25.07.13

Dolor, sólo dolor

A las 11:31 AM, por Luis Fernando
Categorías : Actualidad

 

Cada vez que hay un accidente o un atentado que causa un número considerable de víctimas, todo el mundo se conmueve. A pesar de que todos los días muere mucha gente en la carretera o en incidentes laborales o caseros, la acumulación de fallecidos en un solo suceso eleva a la enésima potencia la repercusión mediática y social.

Aun así, salvo aquellos que se dedican a atender a las víctimas, casi todo el mundo contempla lo ocurrido desde su pantalla de televisión o de ordenador. Por desgracia, yo he tenido oportunidad de saber lo que se siente desde la condición de víctima, ya que mi padre iba en el avión que arrasó la ladera del monte Oíz (Vizcaya), el 19 de febrero de 1985. Me acuerdo que tenía la sensación de estar en medio de una película de terror, como si la realidad no fuera la que era.

En el caso de mi padre, no había posibilidad alguna de que alguien hubiera sobrevivido, así que asumí pronto que no volvería a verle. Tras la confusión inicial, llega el dolor. Un dolor que no tiene explicación, que te llega sin que nadie te haya preparado para afrontarlo. En los primeros días, estás tan rodeado de gente que intenta ayudarte, que no te da apenas tiempo a enfrentarte a lo que ha sucedido. Pero pronto llega el silencio. Y entonces quedas tú y la pena. Tú y el dolor. Tú y la cruz. Si tienes la suerte de tener fe, puedes agarrarte a ella, pero ni siquiera la fe te evita la sensación de que tu vida se ha partido en dos y ya nunca será igual.

A quienes hemos pasado por estas circunstancias nos resulta fácil ponernos en el lugar de quienes ayer han perdido un ser querido en el tren que estaba a punto de llegar a Santiago de Compostela procedente de Madrid. Sabemos que ahora viven en una especie de nube, en una pesadilla de la que querrían despertar. Toda muestra de cariño es poca. Toda palabra de consuelo parece irse por el sumidero del alma. Y sin embargo, es necesario que les rodeemos, que les hagamos ver que no están solos, que sus lágrimas son nuestras lágrimas, que su pena es nuestra pena.

Como cristianos sabemos que esta vida no es el final. Es imprescindible que pidamos al Señor por las almas de todos los fallecidos. Sólo Él sabe cuántos estaban en gracia en el momento de su muerte. Pero podemos rogarle que concediera un último instante de lucidez a quienes estaban alejados de la fe para que pudieran arrepentirse y así ser salvos. Dios toma en cuenta con anticipación las oraciones que sabe que le vamos a hacer. No dejemos, pues, de rezar por los que ya han dejado esta vida. Y, por supuesto, debemos rogarle para que se haga presente en aquellos que lloran a sus seres queridos. La Iglesia es hoy la mensajera del consuelo del Señor para ellos.

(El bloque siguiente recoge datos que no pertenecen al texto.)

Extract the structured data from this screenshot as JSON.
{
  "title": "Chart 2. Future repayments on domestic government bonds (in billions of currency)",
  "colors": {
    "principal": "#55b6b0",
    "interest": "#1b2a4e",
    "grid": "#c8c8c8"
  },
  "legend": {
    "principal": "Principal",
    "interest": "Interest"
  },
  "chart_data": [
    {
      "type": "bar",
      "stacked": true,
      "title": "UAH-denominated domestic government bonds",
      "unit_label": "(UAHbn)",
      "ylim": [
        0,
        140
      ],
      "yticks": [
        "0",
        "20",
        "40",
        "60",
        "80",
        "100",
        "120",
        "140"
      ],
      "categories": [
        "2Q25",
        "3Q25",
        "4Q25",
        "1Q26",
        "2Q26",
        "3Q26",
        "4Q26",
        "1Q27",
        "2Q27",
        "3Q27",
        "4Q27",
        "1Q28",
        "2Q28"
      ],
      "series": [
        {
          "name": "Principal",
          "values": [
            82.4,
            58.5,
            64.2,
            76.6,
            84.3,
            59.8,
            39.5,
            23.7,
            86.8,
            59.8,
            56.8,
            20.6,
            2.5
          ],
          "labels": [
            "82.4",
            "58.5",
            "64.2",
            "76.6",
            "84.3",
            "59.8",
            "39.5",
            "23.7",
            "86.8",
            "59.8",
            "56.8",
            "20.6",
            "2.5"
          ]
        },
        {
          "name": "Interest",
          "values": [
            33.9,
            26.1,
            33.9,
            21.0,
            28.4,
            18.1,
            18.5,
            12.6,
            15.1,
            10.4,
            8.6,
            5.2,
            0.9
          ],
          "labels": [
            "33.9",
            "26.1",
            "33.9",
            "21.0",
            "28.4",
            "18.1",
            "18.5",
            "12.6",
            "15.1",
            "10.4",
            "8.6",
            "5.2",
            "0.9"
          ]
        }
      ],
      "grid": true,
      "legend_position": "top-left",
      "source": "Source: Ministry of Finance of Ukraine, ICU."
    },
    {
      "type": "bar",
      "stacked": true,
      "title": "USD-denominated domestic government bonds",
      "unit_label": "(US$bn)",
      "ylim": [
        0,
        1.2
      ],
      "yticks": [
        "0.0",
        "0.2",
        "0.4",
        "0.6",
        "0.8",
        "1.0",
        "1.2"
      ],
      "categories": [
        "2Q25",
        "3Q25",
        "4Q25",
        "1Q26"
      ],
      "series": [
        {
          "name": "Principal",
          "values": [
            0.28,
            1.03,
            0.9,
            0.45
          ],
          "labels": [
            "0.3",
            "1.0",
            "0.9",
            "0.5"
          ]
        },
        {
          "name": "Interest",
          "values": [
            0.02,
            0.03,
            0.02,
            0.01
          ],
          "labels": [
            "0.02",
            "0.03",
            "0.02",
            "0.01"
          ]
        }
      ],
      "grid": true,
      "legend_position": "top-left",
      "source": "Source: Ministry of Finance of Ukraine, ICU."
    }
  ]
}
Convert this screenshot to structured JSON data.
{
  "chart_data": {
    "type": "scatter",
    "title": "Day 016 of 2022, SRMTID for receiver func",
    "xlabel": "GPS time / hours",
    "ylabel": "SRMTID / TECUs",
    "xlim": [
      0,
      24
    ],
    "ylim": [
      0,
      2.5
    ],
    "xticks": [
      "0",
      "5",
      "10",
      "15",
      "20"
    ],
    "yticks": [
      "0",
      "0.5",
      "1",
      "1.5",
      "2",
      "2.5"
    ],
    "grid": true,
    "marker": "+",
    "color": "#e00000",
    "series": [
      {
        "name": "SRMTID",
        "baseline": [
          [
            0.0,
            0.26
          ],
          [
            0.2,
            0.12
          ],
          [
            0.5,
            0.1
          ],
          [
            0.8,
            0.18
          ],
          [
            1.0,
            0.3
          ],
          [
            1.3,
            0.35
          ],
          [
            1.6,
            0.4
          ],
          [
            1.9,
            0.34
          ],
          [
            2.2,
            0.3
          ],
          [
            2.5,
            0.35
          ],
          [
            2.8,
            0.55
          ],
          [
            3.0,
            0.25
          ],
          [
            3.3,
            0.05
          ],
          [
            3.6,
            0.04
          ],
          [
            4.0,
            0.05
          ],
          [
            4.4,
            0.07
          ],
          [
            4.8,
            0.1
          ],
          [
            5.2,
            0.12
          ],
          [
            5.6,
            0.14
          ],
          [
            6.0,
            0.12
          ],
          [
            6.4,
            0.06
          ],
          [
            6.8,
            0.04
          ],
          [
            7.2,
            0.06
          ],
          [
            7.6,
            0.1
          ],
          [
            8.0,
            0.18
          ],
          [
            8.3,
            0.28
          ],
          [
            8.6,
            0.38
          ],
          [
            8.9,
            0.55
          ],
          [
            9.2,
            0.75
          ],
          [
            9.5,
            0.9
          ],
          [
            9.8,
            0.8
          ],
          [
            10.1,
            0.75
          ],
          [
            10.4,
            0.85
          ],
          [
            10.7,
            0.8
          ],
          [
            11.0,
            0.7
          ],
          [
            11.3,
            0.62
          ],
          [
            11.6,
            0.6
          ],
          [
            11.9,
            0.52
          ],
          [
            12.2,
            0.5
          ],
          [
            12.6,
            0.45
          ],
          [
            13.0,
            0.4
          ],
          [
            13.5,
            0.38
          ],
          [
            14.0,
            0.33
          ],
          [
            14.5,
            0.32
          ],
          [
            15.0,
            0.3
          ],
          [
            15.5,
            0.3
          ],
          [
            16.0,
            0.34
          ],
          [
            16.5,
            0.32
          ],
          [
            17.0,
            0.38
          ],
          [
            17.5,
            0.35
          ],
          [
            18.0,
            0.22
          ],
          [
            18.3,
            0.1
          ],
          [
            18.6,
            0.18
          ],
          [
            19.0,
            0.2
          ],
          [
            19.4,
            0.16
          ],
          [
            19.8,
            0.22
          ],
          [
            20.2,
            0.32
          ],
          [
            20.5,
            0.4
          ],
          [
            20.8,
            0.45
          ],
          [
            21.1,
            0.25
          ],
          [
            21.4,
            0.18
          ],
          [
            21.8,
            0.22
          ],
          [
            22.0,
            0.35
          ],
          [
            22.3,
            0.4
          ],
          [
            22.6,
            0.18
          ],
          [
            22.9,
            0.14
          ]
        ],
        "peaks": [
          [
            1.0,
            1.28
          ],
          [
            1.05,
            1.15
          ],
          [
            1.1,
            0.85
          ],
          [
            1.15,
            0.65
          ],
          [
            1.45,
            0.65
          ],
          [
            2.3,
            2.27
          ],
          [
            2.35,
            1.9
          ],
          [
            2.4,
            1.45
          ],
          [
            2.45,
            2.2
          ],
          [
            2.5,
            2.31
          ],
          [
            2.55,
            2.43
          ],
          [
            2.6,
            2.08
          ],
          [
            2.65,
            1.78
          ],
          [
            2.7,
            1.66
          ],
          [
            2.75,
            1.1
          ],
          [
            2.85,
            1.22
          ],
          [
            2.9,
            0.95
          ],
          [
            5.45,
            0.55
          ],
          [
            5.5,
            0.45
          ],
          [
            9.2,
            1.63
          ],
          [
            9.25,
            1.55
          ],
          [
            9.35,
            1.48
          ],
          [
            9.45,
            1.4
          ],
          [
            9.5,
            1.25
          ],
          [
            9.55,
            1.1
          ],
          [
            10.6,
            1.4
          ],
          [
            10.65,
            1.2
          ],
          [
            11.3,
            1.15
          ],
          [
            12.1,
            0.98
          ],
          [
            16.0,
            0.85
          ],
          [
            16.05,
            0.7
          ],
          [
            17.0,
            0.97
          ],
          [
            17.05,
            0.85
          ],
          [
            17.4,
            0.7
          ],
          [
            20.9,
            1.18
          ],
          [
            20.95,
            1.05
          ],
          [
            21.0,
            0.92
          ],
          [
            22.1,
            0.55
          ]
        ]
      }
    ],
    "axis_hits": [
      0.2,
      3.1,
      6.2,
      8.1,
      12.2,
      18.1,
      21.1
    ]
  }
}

Acabo con dos últimas reflexiones. Entiendo que los medios de comunicación han de hacer su trabajo. Pero deben saber que la proliferación de las imágenes de estos accidentes no ayuda precisamente a las familias que los sufren. Deberían autolimitarse lo más posible. Ya sabemos todos que los vagones de los trenes han quedado muy mal. Pero no tenemos necesidad alguna de ver los muertos tirados por el suelo.

Y por último, destacar la avalancha de fraternidad del pueblo gallego, que ayer se volcó en masa para ir a donar sangre para los heridos. A veces parece que es necesario que ocurran desgracias para constatar que la luz de Cristo ilumina el corazón de las personas y estas responden con un sí a la llamada del samaritano que está tirado en la cuneta esperando que alguien le eche una mano. Es decir, incluso en medio de la muerte, la vida resplandece. En medio del dolor, el amor triunfa. En medio de la desgracia, surge la esperanza que nos hace pensar que no todo está perdido en esta sociedad.